LEWISTON — If Iraqi refugees were to move to Lewiston, they would join a burgeoning immigrant population boosting the city’s population.
Seven years after Somali immigrants began relocating to Lewiston, the city estimates there are 3,500 immigrant residents now, with the number expected to crest to more than 4,000 in 2009.
“The last few years we’ve averaged 25 to 30 arrivals a month,” according to Deputy City Administrator Phil Nadeau, a number that is not reflected in the 2007 adjusted Census figures.
In the 2000 Census, Nadeau said, Lewiston had the largest out-migration of residents of any Maine city. “I don’t see that repeating itself in 2010,” he said, with Somalis and a great variety of other immigrants continuing to move to the city seeking safe neighborhoods and good schools.
The city’s population figures are not virtual counts of residents as they move in since there is no reporting requirement for residents, immigrants or otherwise, but are estimations based on general assistance applications. City officials make assumptions of population based on GA numbers, but the estimations correlate pretty well with new students in city schools, Nadaeau said, so he’s pretty sure the figures are close to real counts.
As we approach the 2010 Census, Nadeau predicts a real shift in the population demographics.
“We have a new set of circumstances here in the city,” he said, and officials are already talking about the critical need to ensure each resident is counted in 2010 to ensure the city receives adequate federal and state funding to support its population.
The U.S. Census Bureau estimates it undercounted Americans by about 4 percent in the 1990 Census, a problem repeated during the 2000 Census, with an estimated undercount of 1.8 percent, or 3 million people, costing the undercounted communities something close to $4.1 billion in federal funding over the 2002-2012 fiscal period, according to the Census Bureau.
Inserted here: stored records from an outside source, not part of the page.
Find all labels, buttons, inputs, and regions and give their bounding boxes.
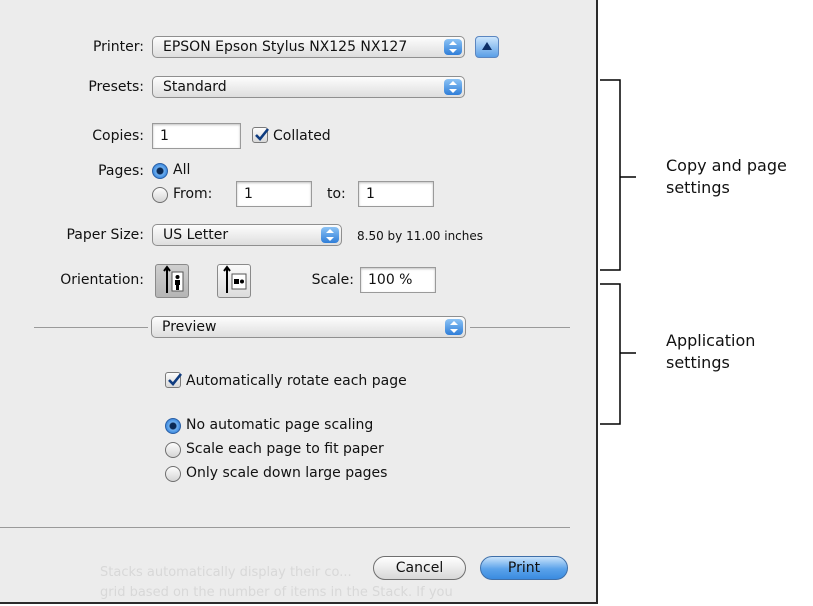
updown-arrows-icon: [444, 39, 462, 55]
pane-popup[interactable]: Preview: [151, 316, 466, 338]
paper-dimensions: 8.50 by 11.00 inches: [357, 229, 484, 243]
pages-label: Pages:: [98, 163, 144, 179]
updown-arrows-icon: [445, 319, 463, 335]
portrait-person-icon: [163, 265, 184, 293]
printer-label: Printer:: [92, 39, 144, 55]
auto-rotate-label: Automatically rotate each page: [186, 373, 407, 389]
presets-value: Standard: [163, 79, 227, 95]
separator-right: [470, 327, 570, 328]
scale-label: Scale:: [311, 272, 354, 288]
updown-arrows-icon: [321, 227, 339, 243]
copies-label: Copies:: [92, 128, 144, 144]
pages-from-field[interactable]: 1: [236, 181, 312, 207]
pages-all-radio[interactable]: [152, 163, 168, 179]
pane-popup-value: Preview: [162, 319, 217, 335]
application-callout: Application settings: [666, 330, 755, 374]
application-bracket: [600, 283, 636, 425]
scaling-option-fit: Scale each page to fit paper: [186, 441, 384, 457]
scaling-radio-down[interactable]: [165, 466, 181, 482]
pages-all-label: All: [173, 162, 191, 178]
separator-left: [34, 327, 148, 328]
print-dialog: Printer: EPSON Epson Stylus NX125 NX127 …: [0, 0, 598, 604]
pages-to-label: to:: [327, 186, 346, 202]
bottom-divider: [0, 527, 570, 528]
updown-arrows-icon: [444, 79, 462, 95]
cancel-button[interactable]: Cancel: [373, 556, 466, 580]
application-callout-line1: Application: [666, 331, 756, 350]
paper-size-value: US Letter: [163, 227, 229, 243]
scale-value: 100 %: [368, 272, 413, 288]
printer-popup[interactable]: EPSON Epson Stylus NX125 NX127: [152, 36, 465, 58]
copy-page-callout-line1: Copy and page: [666, 156, 787, 175]
pages-from-value: 1: [244, 186, 253, 202]
disclosure-button[interactable]: [475, 36, 499, 58]
orientation-portrait-button[interactable]: [155, 264, 189, 298]
scaling-radio-none[interactable]: [165, 418, 181, 434]
pages-from-radio[interactable]: [152, 187, 168, 203]
pages-from-label: From:: [173, 186, 213, 202]
presets-label: Presets:: [88, 79, 144, 95]
collated-checkbox[interactable]: [252, 127, 270, 143]
scale-field[interactable]: 100 %: [360, 267, 436, 293]
landscape-person-icon: [223, 265, 247, 293]
print-button[interactable]: Print: [480, 556, 568, 580]
scaling-option-down: Only scale down large pages: [186, 465, 388, 481]
paper-size-label: Paper Size:: [66, 227, 144, 243]
paper-size-popup[interactable]: US Letter: [152, 224, 342, 246]
printer-value: EPSON Epson Stylus NX125 NX127: [163, 39, 408, 55]
checkmark-icon: [255, 128, 270, 141]
presets-popup[interactable]: Standard: [152, 76, 465, 98]
orientation-label: Orientation:: [60, 272, 144, 288]
copy-page-bracket: [600, 79, 636, 271]
checkmark-icon: [168, 373, 183, 386]
orientation-landscape-button[interactable]: [217, 264, 251, 298]
copies-value: 1: [160, 128, 169, 144]
copy-page-callout-line2: settings: [666, 178, 730, 197]
background-text-line-2: grid based on the number of items in the…: [100, 585, 453, 600]
pages-to-field[interactable]: 1: [358, 181, 434, 207]
scaling-option-none: No automatic page scaling: [186, 417, 374, 433]
copies-field[interactable]: 1: [152, 123, 241, 149]
copy-page-callout: Copy and page settings: [666, 155, 787, 199]
pages-to-value: 1: [366, 186, 375, 202]
scaling-radio-fit[interactable]: [165, 442, 181, 458]
application-callout-line2: settings: [666, 353, 730, 372]
triangle-up-icon: [482, 42, 492, 50]
collated-label: Collated: [273, 128, 331, 144]
background-text-line-1: Stacks automatically display their co...: [100, 565, 352, 580]
auto-rotate-checkbox[interactable]: [165, 372, 183, 388]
According to that bureau, Congress relies on the census to set allocation parameters for various federal grant programs, including Medicaid and foster care reimbursement rates.
Undercounting is most prevalent in urban areas where populations are dense and some people, including many immigrants and refugees, are not aware of the purpose of the constitutionally required Census and avoid being counted. In 1990 and again in 2000, the greatest undercounts were seen among African-American adults and children of various national origins.
In addition to the federal government relying on the Census count to distribute funds, state governments and many state-funded grant programs rely on Census figures to allocate funds. In communities where the population is undercounted, many grant programs become underfunded to meet the demand in their respective communities, forcing cuts in social support.
Nadeau said it’s critical for Lewiston to avoid this unintentional trim in funding city-provided services and programs, including some school staff positions that received federal aid, as a result of any undercount in 2010.
“We need an accurate count in 2010,” Nadeau said, “as dollars and cents will be attached to it.”
He and other city leaders are talking about what “we’re going to do as a community to make sure that people understand how important it is to be counted,” Nadeau said, in the time leading up to the next Census survey.